This Aberdeen butcher in Tillydrone has its eyes on the pies as “pie day” takes off on social media.
For those of you who love pies, Liam Scott’s, Lurch Monster’s Tilly Butcher is the place to go for unique and quirky flavours.
Stocking 1,100 pies every Thursday as a result of his popular lockdown “pie day”, Liam and his team have built up the demand for the much-loved north-east favourite, selling out of them in around one to two hours.
Throughout lockdown The Tilly Butcher on Hayton Road in Aberdeen became the go-to place to get a whole range of pies.
From savoury pizza flavoured ones to sweet Biscoff ones, not to mention the more traditional versions, it’s a four-day operation to make the pies and have them ready for 3pm every Thursday.
The 32-year-old who employs three members of staff started off in the butchery world when he was 16 and opened his business nearly a decade ago in September 2011.
An event in itself, “pie day” has become a regular occasion with some, with others travelling up from Glasgow and Edinburgh and down from Thurso to sample Liam’s monstrous pies.
He said: “Pie day starts on a Monday and we spend two days cooking all the fillings. Wednesday I’m filling the pies and baking them. We make 550 pies on both Wednesday and Thursday. The 1,100 pies are gone within an hour or two. It is pandemonium.
“Nobody had anything to do when the pandemic first happened other than stand in the queue for pies at The Tilly Butcher. It really was crazy.

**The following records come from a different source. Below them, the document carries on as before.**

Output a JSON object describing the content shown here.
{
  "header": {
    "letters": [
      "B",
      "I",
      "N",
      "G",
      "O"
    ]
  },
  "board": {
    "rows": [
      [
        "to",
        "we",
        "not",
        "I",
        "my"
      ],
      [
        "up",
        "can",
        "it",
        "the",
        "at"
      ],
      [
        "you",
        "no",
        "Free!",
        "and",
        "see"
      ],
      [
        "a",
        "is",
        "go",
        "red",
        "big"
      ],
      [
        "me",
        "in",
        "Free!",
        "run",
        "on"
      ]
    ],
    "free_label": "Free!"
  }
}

“We tried pies from all over the north-east and we realised there was a gap in the market. For the first eight years we were winning awards for our sausages and we did everything we could with them. Then we moved onto pies to make them more special.
“Everyone is trying to do different pies and glazing them like we do. We have had a knock-on effect with our pies I would say as a result.”
Queues for pies
With queues beginning to form an hour before the pies go on sale, Liam says at times the queues have been so long they haven’t died down until 6pm.
“The customers will start queueing around 2pm. It is like a big event now – everyone posts about it on social media. The queue is really big come 3pm and you’re constant until 5.30-6pm.
“There’s no limit on the pies and we don’t take orders for them.
“We get on average four people from Glasgow all the time, people from Edinburgh, Thurso, you name it. They buy a minimum of 20 pies and take them home. Some have to do two trips to the car to load up their pies.
“We started doing pies two years ago and when Covid-19 hit we stopped doing them initially as they are four days worth of prep to make. We then launched them on the Thursday at 3pm and it just took off. A couple of the school teachers popped in to ask if we were giving away free food because there was that many people queuing. ”
Watch the pies being made
Making all the pies himself to ensure the quality is consistent the others in the team will work on butchering and will stock the fridges continuously as more customers roll through the doors.
Liam added: “I do all of the pies. On Friday that’s when I go back to being a butcher. I do them so the quality is the same all the time. The pies are always filled to the gunnels. There’s four of us all together.
“The most popular is the macaroni. It’s hilarious the vegetarian pie is the most popular in a butcher. The pulled pork macaroni one and the macaroni and smoked brisket also go down well.
“We did Irn-Bru sausage rolls, have Biscoff pies and some other unusual favours, too. There’s steak, mince, and all the other traditional ones. We are starting to look into offering more plant-based produce because it is so popular just now. There’s a big market for it.
“Social media has been a huge driver for us. We post on specific days to remind people that we are open. We have 30,000 followers across Instagram and Facebook.”
Switching the pie regime up
Open Monday to Saturday Liam will soon change the pie-making regime to fit in with his customers’ daily lives now the majority of them are back to work.
“Now that restrictions are lessening people are working more they can’t join the queue at 3pm on Thursdays. I’m going to try and have a good selection of pies on each day. It will take some strain off of me too, I think I’ve aged 40 years in the past year making all of these pies!
“It is a gourmet-style pie and we’ve had so many chippers get in touch asking if we can supply them. I prioritise customers.
“There’s a real community spirit in the queue no matter what day there is one. A lot of the customers will look after the elderly members in the queue and let them go to the front which is really good.”